“Go with him,” he said, finally, to the officer, “down to the schooner, and see what sort of a character his captain gives him. Then bring him back here.”
With this he placed the golden ball and chain in a drawer of his own desk, and again turned to his writing.
Breeze and the officer found Captain Coffin talking to the gentleman to whom he had sold his cargo of fish that morning. He happened to be not only a prominent business man, but an active local politician, and was the very person whom Breeze had in his mind when he had offered to bring a well-known citizen to establish his character.
Begging their pardon for the interruption, Breeze told his story to Captain Coffin, and the politician also listened to it.
When the story was finished, the latter, turning to the captain, said, “Can you vouch for this lad’s honesty, skipper?”
“Certainly I can, as I would for my own,” was the answer. “I have known him from his babyhood, and, moreover, I have often heard this golden ball spoken of by his adopted father, though I have never seen it.”
“Then,” said the other, “supposing we step up to the police-station, and have it returned to him. It is one of the most curious cases I ever heard of, and I am interested to see that the boy comes out of it all right.”
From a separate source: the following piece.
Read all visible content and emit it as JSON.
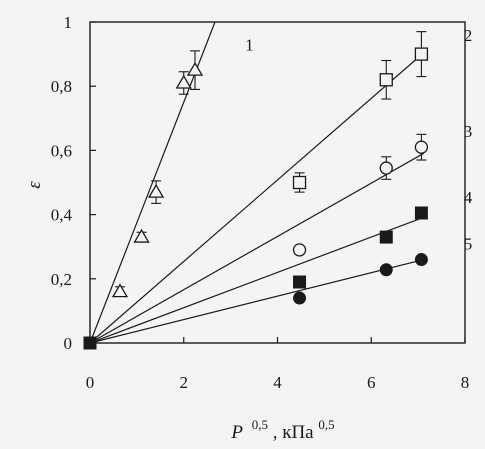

Within ten minutes the sergeant had been satisfied that Breeze was the rightful owner of the locket, had returned it to him, and he had again clasped its chain about his neck. He was very happy in thus regaining possession of it, and very thankful to those who had so promptly assisted him. When Captain Coffin proposed that they should now go to the jeweller’s shop and get him to again open the ball, Breeze begged him not to think of such a thing. “I don’t want that man ever to get it into his possession,” he said, “and I don’t believe he’d open it for us anyway, now.”
“I guess the boy is about right,” remarked the politician, thoughtfully. “That fellow has evidently some strong reason for wishing to obtain the trinket, and if he got hold of it again he might change it for another that looked just like it, and we never be the wiser.”
This was just what Breeze had thought of when he had refused to leave the jeweller’s shop and go in search of proofs of his ownership of the locket, and he was greatly pleased at this evidence that he had acted wisely.